11 Oct Nutrition and Exercise Tips to Improve Mental Health from NYC Registered Dietitian and Personal Trainer
Mental health problems aren’t just “in people’s heads.” In fact, worldwide, over 300 million people suffer from depression. To put it in perspective, that’s the entire population of the United States.
Everything from work and home environment, genetics, life experiences, as well as food and exercise affect our mental health. And though I recognize some things are out of our control, there are some things we can do, steps we can take, to improve our mental health.
The adage “you are what you eat” doesn’t only deal with our physical state. It is critical to understand the connection between nutrition and mental illness. According to a journal from the National Institutes of Health (NIH), nutrition can also play a key role in the onset, duration and severity of depression.
Nutritional psychiatry is a growing trend that, hopefully, is here to stay. A burgeoning branch of medicine, nutritional neuroscience, is also helping us understand how nutrition is inextricably tied to cognition, behavior and emotions. Though I can’t say an anti-depression nutrition and exercise plan will cure all mental illnesses, it is important to note that both nutrition and exercise are key components to becoming healthier.
Here are 7 tips for better mental health through nutrition and exercise.
- Call for help. If you feel like you or a loved one are suffering from depression or other mental health illnesses, call for help. You are not alone.
- Call 911 in case of an emergency.
- The National Suicide Prevention Lifeline: 1-800-273-TALK (8255)
- Crisis Text Line: Text “NAMI” to 741-741
- Information you should have available: any prescription medications and doses being taken, any non-prescription medications and doses, contact name.
- Got a gut feeling? There’s a lot more to that phrase we are aware of. Prebiotics and probiotics keep our intestinal tracts healthy, combatting allergies, irritable bowel syndrome and more. Gut health = brain health because 95% of the serotonin in our bodies is produced in our guts. So … a healthy GI tract produces more serotonin which, in turn, lowers anxiety and stress.
- Get your serotonin boost with leafy greens, turkey, pumpkin seeds, nuts and eggs. (If it weren’t for the family, Thanksgiving dinner would be incredibly relaxing.)
- Drink your troubles away. Okay. Not really drink (we’re not Hemingway). But drink – hydrate! Our brains are 80% liquid, and we need to keep them hydrated. Set a clock alarm. Keep a water bottle with lemon at your desk.
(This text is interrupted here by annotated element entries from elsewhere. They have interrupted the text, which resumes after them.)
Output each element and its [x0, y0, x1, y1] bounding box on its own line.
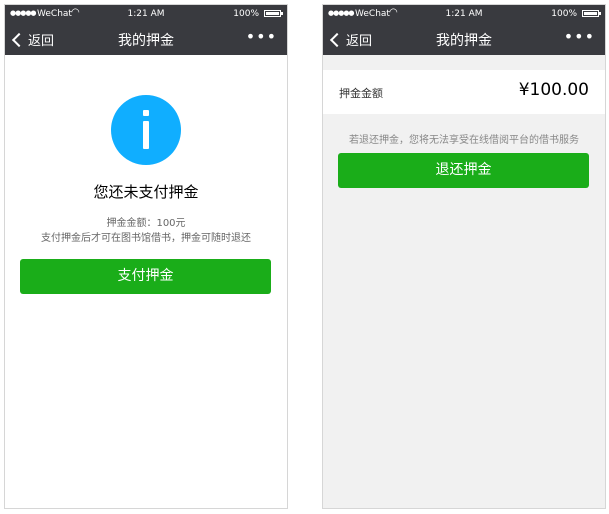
deposit-info-line: 支付押金后才可在图书馆借书，押金可随时退还 [41, 233, 251, 244]
deposit-amount-label: 押金金额 [339, 87, 383, 100]
battery-percent: 100% [551, 9, 577, 19]
unpaid-deposit-screen: ●●●●● WeChat ◠ 1:21 AM 100% 返回 我的押金 ••• … [4, 4, 288, 509]
battery-icon [582, 10, 601, 17]
unpaid-title: 您还未支付押金 [93, 183, 199, 201]
status-bar: ●●●●● WeChat ◠ 1:21 AM 100% [5, 5, 287, 23]
deposit-amount-row: 押金金额 ¥100.00 [323, 70, 605, 114]
deposit-amount-line: 押金金额：100元 [106, 218, 186, 229]
info-icon [111, 95, 181, 165]
page-title: 我的押金 [436, 33, 492, 49]
pay-deposit-button[interactable]: 支付押金 [20, 259, 271, 294]
status-bar: ●●●●● WeChat ◠ 1:21 AM 100% [323, 5, 605, 23]
nav-bar: 返回 我的押金 ••• [323, 23, 605, 55]
page-title: 我的押金 [118, 33, 174, 49]
battery-icon [264, 10, 283, 17]
more-icon[interactable]: ••• [564, 27, 595, 46]
deposit-amount-value: ¥100.00 [518, 80, 589, 100]
battery-percent: 100% [233, 9, 259, 19]
deposit-description: 押金金额：100元 支付押金后才可在图书馆借书，押金可随时退还 [5, 216, 287, 246]
refund-deposit-button[interactable]: 退还押金 [338, 153, 589, 188]
nav-bar: 返回 我的押金 ••• [5, 23, 287, 55]
refund-notice: 若退还押金，您将无法享受在线借阅平台的借书服务 [349, 135, 579, 146]
paid-deposit-screen: ●●●●● WeChat ◠ 1:21 AM 100% 返回 我的押金 ••• … [322, 4, 606, 509]
more-icon[interactable]: ••• [246, 27, 277, 46]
Do what you can to drink … all day long.
- Get lots of O’s: 😊 Omega-3s and fatty acids from chia and flax seeds, salmon, walnuts and more are essential to brain function. In fact, a deficiency in Omega-3 is associated with a myriad of mental illnesses including ADHD, depression, bi-polar disorder and more. So that chia fad isn’t just for hipsters and I-gens.
- Run away from your problems. Contrary to what most psychologists say, running away from your problems might be part of the answer. Take it one step at a time. Walk to the mailbox, to the corner. Listen to music and commit to moving through a playlist. Set achievable goals – two songs, three songs – and work up from there. Depression and mental illness physically suck the energy from people. This is not imagined. Exercise boosts blood circulation. This has an influence on the hypothalamic-pituitary-adrenal (HPA) axis and, in turn, on a person’s physiologic reactivity to stress. Movement improves mental health.
- Step away from the sweets: Depression and other mental illnesses often come hand-in-hand with an increased desire for sweets Too much sugar and highly processed food often replaces healthier nutrients with vitamins and minerals that can support mental health. It can also result in unwanted weight gain and spiral into an unhealthy depression cycle. Eat clean and get healthy.
Healthy eating and exercise habits are one way to battle mental health and stress. October 10th is World Mental Health Day. The goal is to inform and educate so that families, workplaces, and communities can affect change and make mental health a priority. It all starts with what’s on your plate.